When they get down to the last few drops of milk, they often lift their heads into the air (with the bucket on their snout) and walk around like that, hoping the final slurry will drain down their gullet.  This always ends up with them tossing their bucket into the mud (for me to clean up after later).

Speaking of cleaning up, I’ll say I’m mightily surprised at how routinely the calves poop in their food bucket (seems like that’s the wrong end of their body to be putting in the food bucket).  I would think this act is hardly necessary: Their food may be bland, but that spice can hardly help, I wouldn’t think.  As their hovering “mother,” I try telling them the food has enough salt in it already, yet they don’t listen, sneaking more poop in when I’m not watching.

I read in my cow book that cows have a keen sense of smell.  The book said they are exceedingly picky over their food, especially what it smells like.  But after seeing them indiscriminately poop in their food dish, I think that book must have been written by an enterprising Hindu.

Another thing they do, (cows, not Hindus) which can be infuriating is stepping into their water bucket.  Why…. oh Why?  I’ll be standing there filling up their bucket with a water hose of sweet-nectar-crystal-clear-spring-water coming straight from the bubbling fountains of the deep when they take a fancy to my muddy pants and step forward for a closer look (a closer lick is more like it) and in the process place a cloved hoof in their agua bucket – instantly turning it coal black.

My cow book says cows have a great memory.  I’ve observed their memory to be off by about 1/2 a second.  Behold, each morning when I give them their milk ration, they always put their head down into their “bucket hanger” right before I get the bucket lowered into their cage.  This results in them getting bopped on the head with their milk bucket (this I do with glee, admittedly), yet they never learn. 

So that’s all for now.  At least they’re cute, if nothing else.

6 Responses to “A Treatise on Baby Calves and their Tendencies”

  1. Amanda Says:

    :) Ha ha ha!! That makes for a great story!! **sigh of release** Thanks for sharing; I needed to laugh. (Was a very busy/demanding day at work.)

    Yes, that is a cute calf!! And I’m thinking you might have a career in a rodeo when you get back. lol 😉

  2. Kid Says:

    Oh yes, the brilliancy of baby animals. Did you know that a two day old calf can run through barbed wire? (yes, I speak from experience here) At least your baby cows knock down the gate before they charge through it. That shows some intelligence doesn’t it?

  3. Seth Says:

    This story left a lot of unanswered question…

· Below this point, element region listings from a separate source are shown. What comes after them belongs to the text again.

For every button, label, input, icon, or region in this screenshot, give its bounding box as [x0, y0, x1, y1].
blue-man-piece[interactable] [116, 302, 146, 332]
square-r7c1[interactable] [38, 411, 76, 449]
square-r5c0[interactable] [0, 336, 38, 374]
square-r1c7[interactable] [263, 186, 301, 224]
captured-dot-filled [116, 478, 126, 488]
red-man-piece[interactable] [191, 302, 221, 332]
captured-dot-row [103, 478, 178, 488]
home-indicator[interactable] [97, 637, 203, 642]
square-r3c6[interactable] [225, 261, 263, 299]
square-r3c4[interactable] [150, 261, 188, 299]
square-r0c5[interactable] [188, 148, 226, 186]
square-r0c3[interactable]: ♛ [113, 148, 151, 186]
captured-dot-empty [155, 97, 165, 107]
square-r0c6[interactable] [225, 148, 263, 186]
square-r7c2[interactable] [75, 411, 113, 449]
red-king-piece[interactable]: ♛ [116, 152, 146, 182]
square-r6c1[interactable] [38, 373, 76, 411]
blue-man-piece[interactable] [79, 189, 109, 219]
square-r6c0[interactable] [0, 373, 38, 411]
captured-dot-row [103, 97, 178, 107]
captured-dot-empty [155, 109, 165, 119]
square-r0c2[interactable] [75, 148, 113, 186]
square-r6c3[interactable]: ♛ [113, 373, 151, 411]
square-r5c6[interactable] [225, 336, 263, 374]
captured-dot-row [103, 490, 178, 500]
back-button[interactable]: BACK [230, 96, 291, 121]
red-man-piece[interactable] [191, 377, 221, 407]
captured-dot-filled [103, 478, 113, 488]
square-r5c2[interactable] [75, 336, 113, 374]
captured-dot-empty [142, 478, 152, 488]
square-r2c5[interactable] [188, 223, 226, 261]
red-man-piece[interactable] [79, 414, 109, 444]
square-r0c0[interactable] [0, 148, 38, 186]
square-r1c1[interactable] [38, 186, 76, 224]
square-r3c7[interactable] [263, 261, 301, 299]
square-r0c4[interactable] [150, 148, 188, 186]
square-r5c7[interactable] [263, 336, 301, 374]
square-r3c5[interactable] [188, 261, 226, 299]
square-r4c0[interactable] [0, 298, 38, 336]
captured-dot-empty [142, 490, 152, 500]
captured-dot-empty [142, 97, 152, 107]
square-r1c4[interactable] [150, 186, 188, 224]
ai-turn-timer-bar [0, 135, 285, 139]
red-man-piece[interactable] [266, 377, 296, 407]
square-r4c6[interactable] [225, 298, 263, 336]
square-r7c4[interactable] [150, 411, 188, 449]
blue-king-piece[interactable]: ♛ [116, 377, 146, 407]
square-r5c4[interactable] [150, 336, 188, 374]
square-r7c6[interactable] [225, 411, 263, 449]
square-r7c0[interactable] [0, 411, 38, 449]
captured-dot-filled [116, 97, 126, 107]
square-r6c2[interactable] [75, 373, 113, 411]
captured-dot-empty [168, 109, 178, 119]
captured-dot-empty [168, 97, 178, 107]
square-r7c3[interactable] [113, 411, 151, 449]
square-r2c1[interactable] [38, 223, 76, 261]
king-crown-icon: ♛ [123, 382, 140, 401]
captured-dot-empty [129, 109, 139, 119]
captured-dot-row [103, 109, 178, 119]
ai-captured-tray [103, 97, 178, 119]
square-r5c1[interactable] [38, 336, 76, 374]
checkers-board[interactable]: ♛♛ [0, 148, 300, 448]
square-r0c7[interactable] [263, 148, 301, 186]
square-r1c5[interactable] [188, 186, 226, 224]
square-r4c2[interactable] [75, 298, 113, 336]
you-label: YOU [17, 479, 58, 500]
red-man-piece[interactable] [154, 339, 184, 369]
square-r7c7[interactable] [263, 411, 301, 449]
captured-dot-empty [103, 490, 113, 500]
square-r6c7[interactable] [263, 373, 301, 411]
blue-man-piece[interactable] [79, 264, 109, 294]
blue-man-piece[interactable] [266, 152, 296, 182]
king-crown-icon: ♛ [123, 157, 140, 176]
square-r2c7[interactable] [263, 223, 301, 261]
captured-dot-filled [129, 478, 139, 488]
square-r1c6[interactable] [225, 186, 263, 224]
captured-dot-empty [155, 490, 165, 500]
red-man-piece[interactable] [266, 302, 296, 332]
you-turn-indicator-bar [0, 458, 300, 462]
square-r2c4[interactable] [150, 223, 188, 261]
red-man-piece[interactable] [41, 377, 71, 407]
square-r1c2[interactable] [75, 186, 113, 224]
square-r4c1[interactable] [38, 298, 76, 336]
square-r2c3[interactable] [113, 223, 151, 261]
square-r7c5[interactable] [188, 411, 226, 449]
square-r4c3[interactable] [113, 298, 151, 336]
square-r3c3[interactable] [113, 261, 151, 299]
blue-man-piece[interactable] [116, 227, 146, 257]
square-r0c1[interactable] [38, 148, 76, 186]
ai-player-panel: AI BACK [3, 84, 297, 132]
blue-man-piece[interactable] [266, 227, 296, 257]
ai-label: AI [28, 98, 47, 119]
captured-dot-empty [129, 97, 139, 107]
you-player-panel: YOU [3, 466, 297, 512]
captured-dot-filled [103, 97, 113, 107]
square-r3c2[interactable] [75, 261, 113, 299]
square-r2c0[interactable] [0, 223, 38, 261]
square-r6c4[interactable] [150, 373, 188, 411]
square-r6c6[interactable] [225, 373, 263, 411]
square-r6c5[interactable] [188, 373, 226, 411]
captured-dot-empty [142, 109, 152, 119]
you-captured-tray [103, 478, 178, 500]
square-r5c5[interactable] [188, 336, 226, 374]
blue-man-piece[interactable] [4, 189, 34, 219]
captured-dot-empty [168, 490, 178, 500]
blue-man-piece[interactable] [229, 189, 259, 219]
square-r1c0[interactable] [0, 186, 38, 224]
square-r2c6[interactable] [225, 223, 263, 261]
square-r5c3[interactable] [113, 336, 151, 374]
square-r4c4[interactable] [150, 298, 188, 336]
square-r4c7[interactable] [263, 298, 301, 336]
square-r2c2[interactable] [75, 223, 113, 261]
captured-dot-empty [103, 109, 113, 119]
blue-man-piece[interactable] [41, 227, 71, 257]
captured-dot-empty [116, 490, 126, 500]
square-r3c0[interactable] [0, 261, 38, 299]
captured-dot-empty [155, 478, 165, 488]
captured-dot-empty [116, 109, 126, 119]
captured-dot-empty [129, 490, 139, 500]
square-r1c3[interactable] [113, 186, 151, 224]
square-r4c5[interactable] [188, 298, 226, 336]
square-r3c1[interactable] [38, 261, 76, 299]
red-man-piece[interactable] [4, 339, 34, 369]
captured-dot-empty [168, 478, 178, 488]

    Do kittens really become mangy bulls?
    Do insane calves grow up to be mad cows?
    When the calves knock over their pails, do you ever weep over the splattered lactate fluid? (you really shouldn’t)

  4. Amanda Says:

    Seth: I’d have to say yes, cute little kittens grow to be “mangy bulls”… in attitude at least. I’ve only met a handful of cats that qualify as an exception to that rule.
    That’s my (humble) opinion, though, many of my friends disagree with me. :)
    (cat’s aren’t my “favorite”, if you couldn’t tell)

  5. Danny Says:

    Hey Nick! Enjoyed the commentary. Read it aloud to the family.